Undifferentiated uveomeningoencephalitic syndrome requiring systemic immunosuppression: A case-report

Poster Details

First Author: D.Sousa PORTUGAL

Co Author(s):    P. Magro   I. Leal                          

Abstract Details


To report a case of a 26-year-old woman who was referred due to severe headache, nausea and bilateral anterior uveitis.


Ophthalmology Dept., Hospital de Santa Maria, Lisboa, Portugal.


Retrospective and descriptive case-report based on data from clinical records and analysis of ancillary studies.

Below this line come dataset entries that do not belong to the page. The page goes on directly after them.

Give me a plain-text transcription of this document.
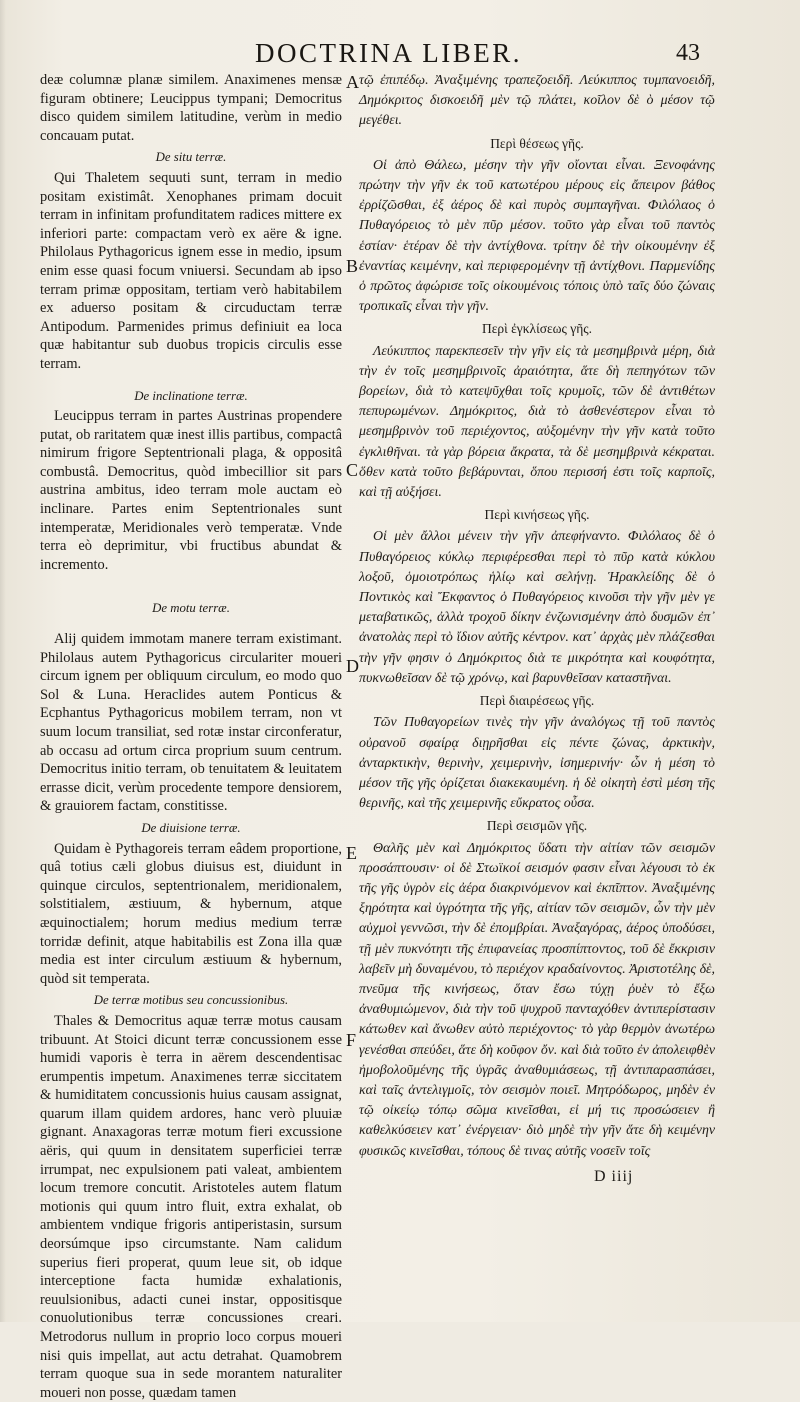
DOCTRINA LIBER.	43

deæ columnæ planæ similem. Anaximenes mensæ figuram obtinere; Leucippus tympani; Democritus disco quidem similem latitudine, verùm in medio concauam putat.

De situ terræ.

Qui Thaletem sequuti sunt, terram in medio positam existimât. Xenophanes primam docuit terram in infinitam profunditatem radices mittere ex inferiori parte: compactam verò ex aëre & igne. Philolaus Pythagoricus ignem esse in medio, ipsum enim esse quasi focum vniuersi. Secundam ab ipso terram primæ oppositam, tertiam verò habitabilem ex aduerso positam & circuductam terræ Antipodum. Parmenides primus definiuit ea loca quæ habitantur sub duobus tropicis circulis esse terram.

De inclinatione terræ.

Leucippus terram in partes Austrinas propendere putat, ob raritatem quæ inest illis partibus, compactâ nimirum frigore Septentrionali plaga, & oppositâ combustâ. Democritus, quòd imbecillior sit pars austrina ambitus, ideo terram mole auctam eò inclinare. Partes enim Septentrionales sunt intemperatæ, Meridionales verò temperatæ. Vnde terra eò deprimitur, vbi fructibus abundat & incremento.

De motu terræ.

Alij quidem immotam manere terram existimant. Philolaus autem Pythagoricus circulariter moueri circum ignem per obliquum circulum, eo modo quo Sol & Luna. Heraclides autem Ponticus & Ecphantus Pythagoricus mobilem terram, non vt suum locum transiliat, sed rotæ instar circonferatur, ab occasu ad ortum circa proprium suum centrum. Democritus initio terram, ob tenuitatem & leuitatem errasse dicit, verùm procedente tempore densiorem, & grauiorem factam, constitisse.

De diuisione terræ.

Quidam è Pythagoreis terram eâdem proportione, quâ totius cæli globus diuisus est, diuidunt in quinque circulos, septentrionalem, meridionalem, solstitialem, æstiuum, & hybernum, atque æquinoctialem; horum medius medium terræ torridæ definit, atque habitabilis est Zona illa quæ media est inter circulum æstiuum & hybernum, quòd sit temperata.

De terræ motibus seu concussionibus.

Thales & Democritus aquæ terræ motus causam tribuunt. At Stoici dicunt terræ concussionem esse humidi vaporis è terra in aërem descendentisac erumpentis impetum. Anaximenes terræ siccitatem & humiditatem concussionis huius causam assignat, quarum illam quidem ardores, hanc verò pluuiæ gignant. Anaxagoras terræ motum fieri excussione aëris, qui quum in densitatem superficiei terræ irrumpat, nec expulsionem pati valeat, ambientem locum tremore concutit. Aristoteles autem flatum motionis qui quum intro fluit, extra exhalat, ob ambientem vndique frigoris antiperistasin, sursum deorsúmque ipso circumstante. Nam calidum superius fieri properat, quum leue sit, ob idque interceptione facta humidæ exhalationis, reuulsionibus, adacti cunei instar, oppositisque conuolutionibus terræ concussiones creari. Metrodorus nullum in proprio loco corpus moueri nisi quis impellat, aut actu detrahat. Quamobrem terram quoque sua in sede morantem naturaliter moueri non posse, quædam tamen

τῷ ἐπιπέδῳ. Ἀναξιμένης τραπεζοειδῆ. Λεύκιππος τυμπανοειδῆ, Δημόκριτος δισκοειδῆ μὲν τῷ πλάτει, κοῖλον δὲ ὸ μέσον τῷ μεγέθει.

Περὶ θέσεως γῆς.

Οἱ ἀπὸ Θάλεω, μέσην τὴν γῆν οἴονται εἶναι. Ξενοφάνης πρώτην τὴν γῆν ἐκ τοῦ κατωτέρου μέρους εἰς ἄπειρον βάθος ἐρρίζῶσθαι, ἐξ ἀέρος δὲ καὶ πυρὸς συμπαγῆναι. Φιλόλαος ὁ Πυθαγόρειος τὸ μὲν πῦρ μέσον. τοῦτο γὰρ εἶναι τοῦ παντὸς ἑστίαν· ἑτέραν δὲ τὴν ἀντίχθονα. τρίτην δὲ τὴν οἰκουμένην ἐξ ἐναντίας κειμένην, καὶ περιφερομένην τῇ ἀντίχθονι. Παρμενίδης ὁ πρῶτος ἀφώρισε τοῖς οἰκουμένοις τόποις ὑπὸ ταῖς δύο ζώναις τροπικαῖς εἶναι τὴν γῆν.

Περὶ ἐγκλίσεως γῆς.

Λεύκιππος παρεκπεσεῖν τὴν γῆν εἰς τὰ μεσημβρινὰ μέρη, διὰ τὴν ἐν τοῖς μεσημβρινοῖς ἀραιότητα, ἅτε δὴ πεπηγότων τῶν βορείων, διὰ τὸ κατεψῦχθαι τοῖς κρυμοῖς, τῶν δὲ ἀντιθέτων πεπυρωμένων. Δημόκριτος, διὰ τὸ ἀσθενέστερον εἶναι τὸ μεσημβρινὸν τοῦ περιέχοντος, αὐξομένην τὴν γῆν κατὰ τοῦτο ἐγκλιθῆναι. τὰ γὰρ βόρεια ἄκρατα, τὰ δὲ μεσημβρινὰ κέκραται. ὅθεν κατὰ τοῦτο βεβάρυνται, ὅπου περισσή ἐστι τοῖς καρποῖς, καὶ τῇ αὐξήσει.

Περὶ κινήσεως γῆς.

Οἱ μὲν ἄλλοι μένειν τὴν γῆν ἀπεφήναντο. Φιλόλαος δὲ ὁ Πυθαγόρειος κύκλῳ περιφέρεσθαι περὶ τὸ πῦρ κατὰ κύκλου λοξοῦ, ὁμοιοτρόπως ἡλίῳ καὶ σελήνῃ. Ἡρακλείδης δὲ ὁ Ποντικὸς καὶ Ἔκφαντος ὁ Πυθαγόρειος κινοῦσι τὴν γῆν μὲν γε μεταβατικῶς, ἀλλὰ τροχοῦ δίκην ἐνζωνισμένην ἀπὸ δυσμῶν ἐπ᾽ ἀνατολὰς περὶ τὸ ἴδιον αὐτῆς κέντρον. κατ᾽ ἀρχὰς μὲν πλάζεσθαι τὴν γῆν φησιν ὁ Δημόκριτος διὰ τε μικρότητα καὶ κουφότητα, πυκνωθεῖσαν δὲ τῷ χρόνῳ, καὶ βαρυνθεῖσαν καταστῆναι.

Περὶ διαιρέσεως γῆς.

Τῶν Πυθαγορείων τινὲς τὴν γῆν ἀναλόγως τῇ τοῦ παντὸς οὐρανοῦ σφαίρᾳ διῃρῆσθαι εἰς πέντε ζώνας, ἀρκτικὴν, ἀνταρκτικὴν, θερινὴν, χειμερινὴν, ἰσημερινήν· ὧν ἡ μέση τὸ μέσον τῆς γῆς ὁρίζεται διακεκαυμένη. ἡ δὲ οἰκητὴ ἐστὶ μέση τῆς θερινῆς, καὶ τῆς χειμερινῆς εὔκρατος οὖσα.

Περὶ σεισμῶν γῆς.

Θαλῆς μὲν καὶ Δημόκριτος ὕδατι τὴν αἰτίαν τῶν σεισμῶν προσάπτουσιν· οἱ δὲ Στωϊκοί σεισμόν φασιν εἶναι λέγουσι τὸ ἐκ τῆς γῆς ὑγρὸν εἰς ἀέρα διακρινόμενον καὶ ἐκπῖπτον. Ἀναξιμένης ξηρότητα καὶ ὑγρότητα τῆς γῆς, αἰτίαν τῶν σεισμῶν, ὧν τὴν μὲν αὐχμοὶ γεννῶσι, τὴν δὲ ἐπομβρίαι. Ἀναξαγόρας, ἀέρος ὑποδύσει, τῇ μὲν πυκνότητι τῆς ἐπιφανείας προσπίπτοντος, τοῦ δὲ ἔκκρισιν λαβεῖν μὴ δυναμένου, τὸ περιέχον κραδαίνοντος. Ἀριστοτέλης δὲ, πνεῦμα τῆς κινήσεως, ὅταν ἔσω τύχῃ ῥυὲν τὸ ἔξω ἀναθυμιώμενον, διὰ τὴν τοῦ ψυχροῦ πανταχόθεν ἀντιπερίστασιν κάτωθεν καὶ ἄνωθεν αὐτὸ περιέχοντος· τὸ γὰρ θερμὸν ἀνωτέρω γενέσθαι σπεύδει, ἅτε δὴ κοῦφον ὄν. καὶ διὰ τοῦτο ἐν ἀπολειφθὲν ἠμοβολοῦμένης τῆς ὑγρᾶς ἀναθυμιάσεως, τῇ ἀντιπαρασπάσει, καὶ ταῖς ἀντελιγμοῖς, τὸν σεισμὸν ποιεῖ. Μητρόδωρος, μηδὲν ἐν τῷ οἰκείῳ τόπῳ σῶμα κινεῖσθαι, εἰ μή τις προσώσειεν ἢ καθελκύσειεν κατ᾽ ἐνέργειαν· διὸ μηδὲ τὴν γῆν ἅτε δὴ κειμένην φυσικῶς κινεῖσθαι, τόπους δὲ τινας αὐτῆς νοσεῖν τοῖς

A
B
C
D
E
F
D iiij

A 26-year-old black woman presenting with severe headache and nausea was admitted. Best-corrected visual acuity (BCVA) was 20/20 OU. Slit-lamp examination revealed bilateral cilio-conjuntival hyperemia, unremarkable cornea, anterior chamber cell 3+ and flare 2+ and an anterior vitritis 1+. Pupillary function, intraocular pressure and fundoscopy were normal. All blood/liquor serologic tests for infectious pathologies were negative. The patient was kept on topical therapy for anterior uveitis, but systemic and ophthalmologic symptoms worsened significantly in following days: BCVA 20/60-OD and 20/32-OS, granulomatous keratic precipitates were distinguishable, anterior cell/flare and vitritis. Vogt-Koyanaga-Harada (VKH) disease was suspected. Ocular coherence tomography and ultrasound revealed a slightly increased choroid thickness and were otherwise normal. Fluorescein angiography was normal but electroretinogram revealed bilateral cone/rod dysfunction. Bilateral sensorineural hearing loss was diagnosed on ENT consultation, head MRI revealed a puntiform inflammatory lesion in the pons, dermatologic consultation excluded skin lesions and HLA-DR01*04 was negative. Causes of granulomatous uveitis, such as sarcoidosis and infectious causes were all ruled out. High-dose systemic corticosteroid treatment along with oral methotrexate (20 mg/week) and cyclosporine A (100 mg bid) was given and symptoms improved steadily, with a final BCVA of 20/20 OU and complete quiescence of the intraocular inflammation.


After an extensive work-up for causes of granulomatous uveitis in this patient, no clear diagnostic entity was found and a diagnosis of undifferentiated uveomeningoencephalic syndrome was made. This led us to the decision of systemic immunosuppression with significant clinical improvement. This case-report emphasizes the importance of promptly deciding and mastering conventional immunosuppression in ocular inflammation settings, even when a final diagnostic entity is not found.